Business Tax Changes Businesses Should Not Ignore

April brought in several important business tax changes, and some could have a direct impact on how businesses claim reliefs, manage tax filings, and stay compliant. The changes include reduced capital allowances, higher penalties for filing corporation tax returns late, and the closure of HMRC’s free corporation tax return filing portal. While some of these updates may seem technical, they could affect costs, admin, and tax planning in practical ways.

Reduced capital allowances

Capital expenditure will often qualify for a 100% deduction. Where it does not, relief is usually given through an annual writing-down allowance, or WDA.

For periods beginning on or after 1 April 2026 for companies, and 6 April 2026 for sole traders and partnerships, the main rate of WDA has been reduced from 18% to 14%.

This has a few practical consequences.

Most spending on cars does not qualify for a 100% deduction. As a result, the lower WDA means some businesses may pay more tax over time.

There is still one important exception. Spending on new, rather than second-hand, zero-emission cars continues to qualify for a 100% deduction. However, that relief is due to end on 31 March 2027 for companies and 5 April 2027 for sole traders and partnerships.

Where an accounting period spans 1 April 2026 or 6 April 2026, a hybrid WDA rate will apply.

Business tax changes to corporation tax penalties

Another of the recent business tax changes is a tougher penalty regime for late corporation tax returns.

The initial penalty for filing late has doubled to £200. If the return is more than three months late, that rises to £400.

The cost becomes more serious where there is a pattern of late filing.
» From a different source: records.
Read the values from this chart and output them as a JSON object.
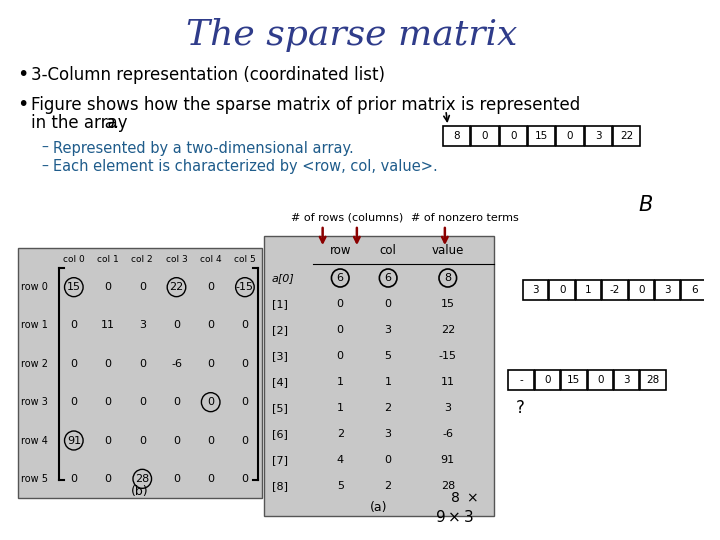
{
  "title": "The sparse matrix",
  "title_color": "#2F3C8A",
  "title_fontsize": 26,
  "bg_color": "#ffffff",
  "bullet1": "3-Column representation (coordinated list)",
  "bullet2_a": "Figure shows how the sparse matrix of prior matrix is represented",
  "bullet2_b": "in the array ",
  "bullet2_italic": "a.",
  "sub1": "Represented by a two-dimensional array.",
  "sub2": "Each element is characterized by <row, col, value>.",
  "sub_color": "#1F5C8B",
  "label_rows_cols": "# of rows (columns)",
  "label_nonzero": "# of nonzero terms",
  "matrix_b_header": [
    "col 0",
    "col 1",
    "col 2",
    "col 3",
    "col 4",
    "col 5"
  ],
  "matrix_b_rows": [
    "row 0",
    "row 1",
    "row 2",
    "row 3",
    "row 4",
    "row 5"
  ],
  "matrix_b_data": [
    [
      15,
      0,
      0,
      22,
      0,
      -15
    ],
    [
      0,
      11,
      3,
      0,
      0,
      0
    ],
    [
      0,
      0,
      0,
      -6,
      0,
      0
    ],
    [
      0,
      0,
      0,
      0,
      0,
      0
    ],
    [
      91,
      0,
      0,
      0,
      0,
      0
    ],
    [
      0,
      0,
      28,
      0,
      0,
      0
    ]
  ],
  "matrix_b_circled": [
    [
      0,
      0
    ],
    [
      0,
      3
    ],
    [
      0,
      5
    ],
    [
      3,
      4
    ],
    [
      4,
      0
    ],
    [
      5,
      2
    ]
  ],
  "matrix_a_indices": [
    "a[0]",
    "[1]",
    "[2]",
    "[3]",
    "[4]",
    "[5]",
    "[6]",
    "[7]",
    "[8]"
  ],
  "matrix_a_row": [
    6,
    0,
    0,
    0,
    1,
    1,
    2,
    4,
    5
  ],
  "matrix_a_col": [
    6,
    0,
    3,
    5,
    1,
    2,
    3,
    0,
    2
  ],
  "matrix_a_value": [
    8,
    15,
    22,
    -15,
    11,
    3,
    -6,
    91,
    28
  ],
  "arrow_color": "#8B0000",
  "table_bg": "#C8C8C8",
  "table_border": "#555555",
  "array1_vals": [
    "8",
    "0",
    "0",
    "15",
    "0",
    "3",
    "22"
  ],
  "array2_vals": [
    "3",
    "0",
    "1",
    "-2",
    "0",
    "3",
    "6"
  ],
  "array3_vals": [
    "-",
    "0",
    "15",
    "0",
    "3",
    "28"
  ]
}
If returns were also late for the two previous accounting periods, the £200 and £400 penalties increase to £1,000 and £2,000 respectively.

For companies that already struggle with deadlines, this is a change worth taking seriously.

HMRC’s free filing portal has closed

HMRC closed its free online corporation tax filing service on 31 March 2026. For businesses that use an accountant or tax adviser, this may not feel especially significant. However, for anyone filing company tax returns themselves, it changes the process going forward.

Company tax returns must now be filed using commercial software. The same applies to changes or amendments to previously submitted returns.

The closure creates another issue too. Records previously held in HMRC’s online portal are no longer available there. Hopefully, those records have already been downloaded and stored securely.

A Companies House change has been postponed

There was also a planned change requiring company accounts to be filed with Companies House using commercial software from 1 April 2027. That requirement has now been postponed.

So while HMRC’s own portal has already closed, Companies House has not yet introduced the same requirement.

Why these business tax changes matter

Taken together, these business tax changes may increase tax costs for some businesses and add pressure to filing obligations for others. In some cases, the impact will be immediate. In others, it may become clearer over time as capital spending, filing behaviour, and software needs are reviewed.

That is why it makes sense to look again at how your business handles capital expenditure, corporation tax deadlines, and filing processes. A small rule change can have a wider knock-on effect than expected. The government’s guide to capital allowances remains a useful starting point for anyone wanting to understand the relief rules in more detail.